Выбрать главу

В этот же день, 7 января, состоялось свидание Шпеера со своим сыном Альбертом. Альберт принес три фотографии своей невесты Моники и передал их мне. Я их взяла, пообещав в субботу во время цензуры отдать заключенному. Но в субботу я опоздала на цензуру на целых три часа — мы попали в автоаварию (англичане провели цензуру без нас, в связи с чем мы позже заявили им протест. Протест был принят.). Авария была незначительной, никто серьезно не пострадал. По пути в Шпандау при выезде на Бисмаркштрассе в нашу старушку “Победу” на скорости врезался новенький “Опель”. К счастью, угодил в багажник. “Победа” машина прочная, но удар был неожиданным. Я упала с сиденья, однако отделалась легким испугом и ссадиной на ноге. Как “западная” женщина, я всегда езжу не рядом с водителем, а на заднем сиденьи. Тем не менее мы задержались на месте происшествия почти на два часа: сначала ждали западно-берлинскую полицию, затем — английскую, а потом уже своих. Как, наверное, и везде в мире, нас окружила толпа зевак. И здесь произошел эпизод, на котором хочу остановиться. К нам подошел немолодой солидный мужчина и предложил, если надо, позвонить из его магазинчика. Я позвонила в нашу комендатуру, а потом разговорилась с хозяином. Он был в плену в России во время войны, к нему там хорошо относились. “Я был у вас плен, я был бовар”, — заговорил он на ломаном русском. Я поняла, что на фронте он был поваром.
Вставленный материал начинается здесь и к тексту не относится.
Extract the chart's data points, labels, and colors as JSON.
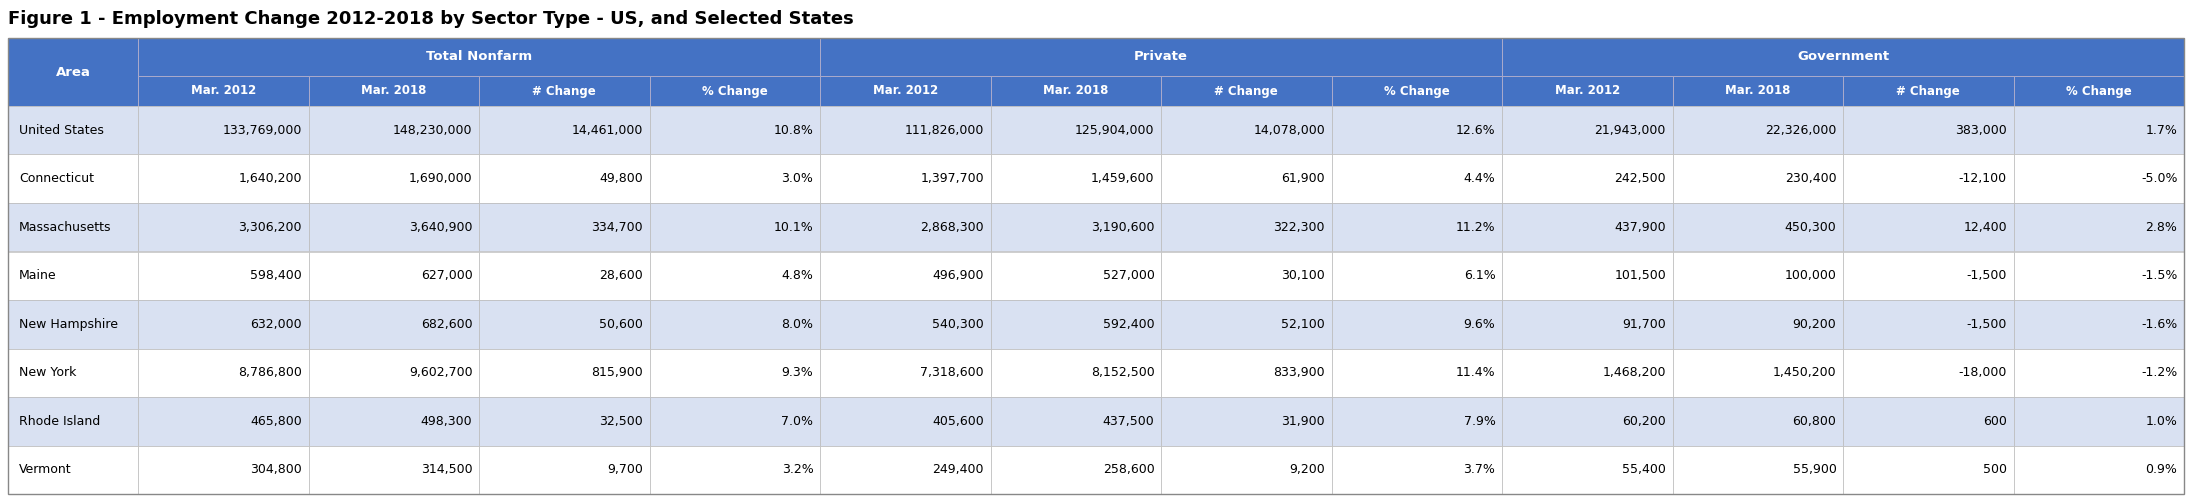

Между прочим, нам, представителям СССР, часто приходилось наблюдать такое благожелательное отношение со стороны немцев, особенно людей военного поколения. Они охотно вступали в разговор с советскими людьми, с офицерами, оказывая нам знаки внимания и уважения. Не скрывали, что воевали в России, но, как правило, почти все оказывались “поварами”. Я помню только одного немца — бывшего летчика, работавшего на аэродроме Шенефельд, который, не скрывая, рассказывал, как он в первые дни войны бомбил Киев, Минск, Могилев. Как был сбит и пленен. Большинство немцев, вспоминая плен, по-хорошему отзывались о русских, которые, несмотря на трудности и лишения, делились с ними, чем могли, не унижали их. Языковые познания собеседников были весьма специфичными. Демонстрируя в разговоре свой словарный запас, они закатывали глаза и перечисляли сохранившиеся в их памяти слова: “давай-давай, бабка, яйки, сало”. Однажды у Олимпийского стадиона в Западном Берлине к нам обратился на русском языке средних лет немец: “Нет ли у вас лишнего билетика, елки-палки? Мне очень хотелось посмотреть игру, но я не смог достать билет, елки-палки!”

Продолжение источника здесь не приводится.